Fewer first strokes in T2DM patients after GLP-1RA treatment
Effects of Semaglutide on Stroke Subtypes in Type 2 Diabetes: Post Hoc Analysis of the Randomized SUSTAIN 6 and PIONEER 6
Introduction and methods
Background
As DM patients are more likely to have a stroke at a younger age, with worse outcomes and a higher recurrence risk than those without DM [1,2], stroke prevention is highly important in DM. Based on growing evidence, GLP-1RAs may reduce stroke risk in T2DM patients, even beyond glycemic control [3-8].
Aim of the study
The authors aimed to examine the effect of the GLP-1RA semaglutide on stroke risk, stratified by stroke subtype, in T2DM patients at high CVD risk.
Methods
In an exploratory post-hoc analysis, data from two global phase 3 RCTs were pooled: the SUSTAIN 6 and PIONEER 6 trial. In the SUSTAIN 6 (Trial to Evaluate Cardiovascular and Other Long-Term Outcomes With Semaglutide in Subjects With Type 2 Diabetes), patients were randomized to once-weekly 0.5 or 1 mg semaglutide subcutaneous or placebo [9], whereas once-daily 14 mg semaglutide orally or placebo was used in the PIONEER (Peptide Innovation for Early Diabetes Treatment) 6 study [10]. Inclusion criteria for both trials were: (1) T2DM; and (2) age ≥50 years with established CVD (f.e., MI, stroke, TIAs), chronic HF, or chronic kidney disease; or age ≥60 years with CVD risk factors.
Outcomes
The main outcomes were time to first occurrence of any type of stroke (fatal and nonfatal) and stroke subtypes (ischemic, hemorrhagic, or unknown). In a subgroup analysis, treatment effects on time to occurrence of any stroke were assessed across different subgroups, including prior stroke, prior MI or stroke, prior AF, age, sex, eGFR and systolic blood pressure. In addition, the impact of prior stroke on the effect of semaglutide versus placebo on time to first MACE was investigated.
Main results
Stroke risk
- Of the 6480 participants from both trials, 106 (1.6%) had a stroke (1.0 event/100 patient-years of observation [PYO]).

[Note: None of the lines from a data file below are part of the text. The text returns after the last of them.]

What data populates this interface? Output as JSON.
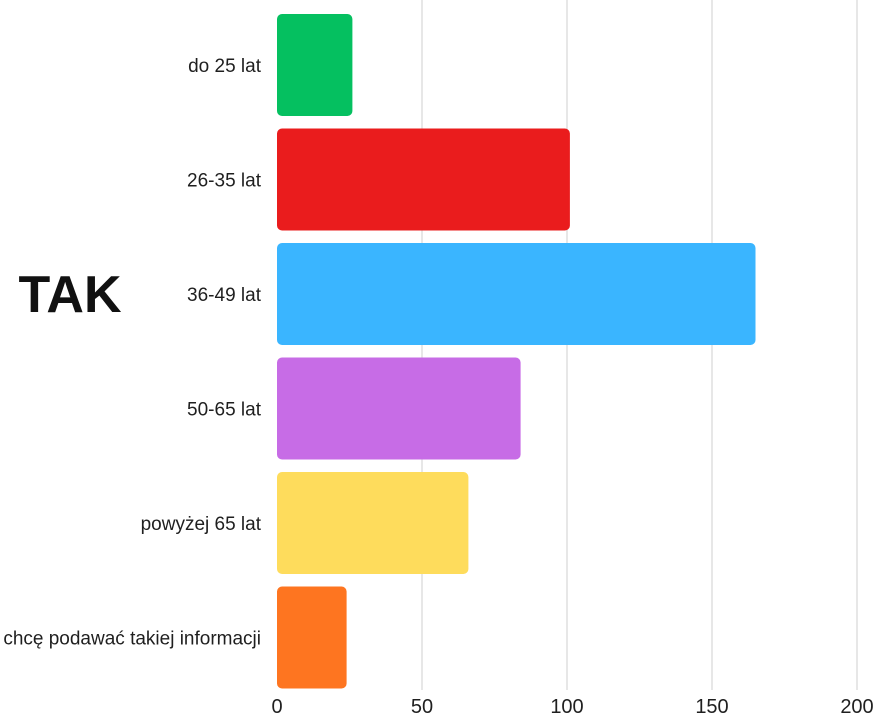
{
  "chart_data": {
    "type": "bar",
    "orientation": "horizontal",
    "group_label": "TAK",
    "categories": [
      "do 25 lat",
      "26-35 lat",
      "36-49 lat",
      "50-65 lat",
      "powyżej 65 lat",
      "nie chcę podawać takiej informacji"
    ],
    "values": [
      26,
      101,
      165,
      84,
      66,
      24
    ],
    "colors": [
      "#05c060",
      "#ea1c1d",
      "#3ab5ff",
      "#c76ce6",
      "#fedc5c",
      "#fe7520"
    ],
    "xlim": [
      0,
      200
    ],
    "xticks": [
      0,
      50,
      100,
      150,
      200
    ],
    "grid": true,
    "legend": "none"
  }
}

- Semaglutide reduced the incidence of any first stroke compared with placebo (0.8 vs. 1.1 events/100 PYO; hazard ratio [HR]: 0.68; 95% CI: 0.46–1.00; P = 0.048). When stratified to stroke subtypes, no difference in treatment effect was observed.
- Among the ischemic strokes, only the risk of small-vessel occlusion was reduced with semaglutide treatment compared with placebo (0.3 vs. 0.7 events/100 PYO; HR: 0.51; 95% CI: 0.29–0.89; P = 0.017).
Subgroup analysis
- In the subgroup analysis, the risk of any stroke tended to be lower in the semaglutide group than in the placebo group, except in patients with prior AF and those aged ≥75 years, although these differences were not statistically significant.

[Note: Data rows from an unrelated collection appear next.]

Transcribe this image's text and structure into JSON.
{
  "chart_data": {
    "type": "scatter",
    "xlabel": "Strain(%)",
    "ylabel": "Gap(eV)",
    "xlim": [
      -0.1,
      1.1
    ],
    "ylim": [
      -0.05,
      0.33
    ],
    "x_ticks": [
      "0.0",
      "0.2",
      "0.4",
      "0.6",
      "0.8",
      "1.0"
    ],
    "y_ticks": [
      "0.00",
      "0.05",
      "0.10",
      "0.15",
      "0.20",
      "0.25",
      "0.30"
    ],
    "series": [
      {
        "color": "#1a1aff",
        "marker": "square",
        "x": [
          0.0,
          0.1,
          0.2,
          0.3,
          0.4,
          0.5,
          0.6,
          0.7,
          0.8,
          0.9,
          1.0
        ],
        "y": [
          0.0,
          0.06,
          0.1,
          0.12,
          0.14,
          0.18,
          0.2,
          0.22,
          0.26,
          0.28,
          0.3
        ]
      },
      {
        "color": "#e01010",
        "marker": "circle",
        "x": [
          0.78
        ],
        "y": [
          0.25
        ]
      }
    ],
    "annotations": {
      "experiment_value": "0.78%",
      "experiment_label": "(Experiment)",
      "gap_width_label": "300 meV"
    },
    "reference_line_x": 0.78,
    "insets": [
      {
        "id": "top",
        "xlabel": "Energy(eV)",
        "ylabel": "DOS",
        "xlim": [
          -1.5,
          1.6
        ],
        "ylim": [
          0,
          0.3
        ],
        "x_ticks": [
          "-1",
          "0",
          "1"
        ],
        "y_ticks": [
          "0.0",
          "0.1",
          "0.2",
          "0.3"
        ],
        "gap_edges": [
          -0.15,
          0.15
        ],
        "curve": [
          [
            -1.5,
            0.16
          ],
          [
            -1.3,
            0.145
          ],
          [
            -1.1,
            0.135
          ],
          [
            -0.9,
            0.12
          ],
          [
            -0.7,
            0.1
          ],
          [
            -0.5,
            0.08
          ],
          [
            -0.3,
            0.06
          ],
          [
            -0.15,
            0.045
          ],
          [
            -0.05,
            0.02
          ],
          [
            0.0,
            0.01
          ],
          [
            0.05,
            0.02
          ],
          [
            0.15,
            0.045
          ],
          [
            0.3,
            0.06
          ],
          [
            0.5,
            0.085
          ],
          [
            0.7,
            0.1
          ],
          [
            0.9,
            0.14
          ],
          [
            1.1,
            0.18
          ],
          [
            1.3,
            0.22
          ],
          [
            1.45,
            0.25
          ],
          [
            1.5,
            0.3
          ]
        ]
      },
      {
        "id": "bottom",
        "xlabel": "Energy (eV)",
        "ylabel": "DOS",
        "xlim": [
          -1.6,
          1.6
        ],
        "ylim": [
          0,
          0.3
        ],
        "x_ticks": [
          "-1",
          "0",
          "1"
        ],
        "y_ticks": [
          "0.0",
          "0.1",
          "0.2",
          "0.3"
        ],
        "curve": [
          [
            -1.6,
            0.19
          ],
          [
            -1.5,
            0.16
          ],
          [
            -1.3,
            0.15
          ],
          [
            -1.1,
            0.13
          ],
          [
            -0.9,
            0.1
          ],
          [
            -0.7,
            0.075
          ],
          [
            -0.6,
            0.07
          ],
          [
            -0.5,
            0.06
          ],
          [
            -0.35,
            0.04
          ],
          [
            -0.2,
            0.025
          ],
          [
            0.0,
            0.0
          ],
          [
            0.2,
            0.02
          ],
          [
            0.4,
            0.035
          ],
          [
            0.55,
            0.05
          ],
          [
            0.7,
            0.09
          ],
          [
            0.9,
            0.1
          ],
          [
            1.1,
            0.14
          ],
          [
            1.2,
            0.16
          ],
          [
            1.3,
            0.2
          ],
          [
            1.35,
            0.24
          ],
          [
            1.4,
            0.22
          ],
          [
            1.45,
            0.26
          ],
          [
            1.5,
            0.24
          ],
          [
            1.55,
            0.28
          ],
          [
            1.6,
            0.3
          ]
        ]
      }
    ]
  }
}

- Semaglutide decreased the risk of any stroke in patients without prior stroke compared with placebo (0.5 vs. 0.9 events/100 PYO; HR: 0.60; 95% CI: 0.37–0.99) but not in those who had a history of stroke (2.7 vs. 3.0 events/100 PYO; HR: 0.89; 95% CI: 0.47–1.69) (P for interaction with prior stroke = 0.35).
- There were no significant interactions between treatment effects on risk of any stroke and the subgroups, except for prior AF (interaction P = 0.025), although the number of events was very low in the group with prior AF (7 events in semaglutide group vs. 1 event in placebo group).
MACE risk
- Semaglutide reduced the risk of first MACE in patients without prior stroke compared with placebo (2.8 vs. 3.8 events per 100 PYO; HR: 0.74; 95% CI: 0.59–0.92; P = 0.007) but not in those with prior stroke (5.2 vs 6.0 events per 100 PYO; HR: 0.86; 95% CI: 0.54–1.36; P = 0.52).
- There were no significant interactions between treatment effects on MACE risk and the prior stroke subgroup (interaction P = 0.56).
Conclusion
In T2DM patients with high CVD risk, semaglutide reduced the risk of any first stroke compared with placebo, regardless of prior stroke. Semaglutide’s effect was mainly due to a lower risk of small-vessel occlusion.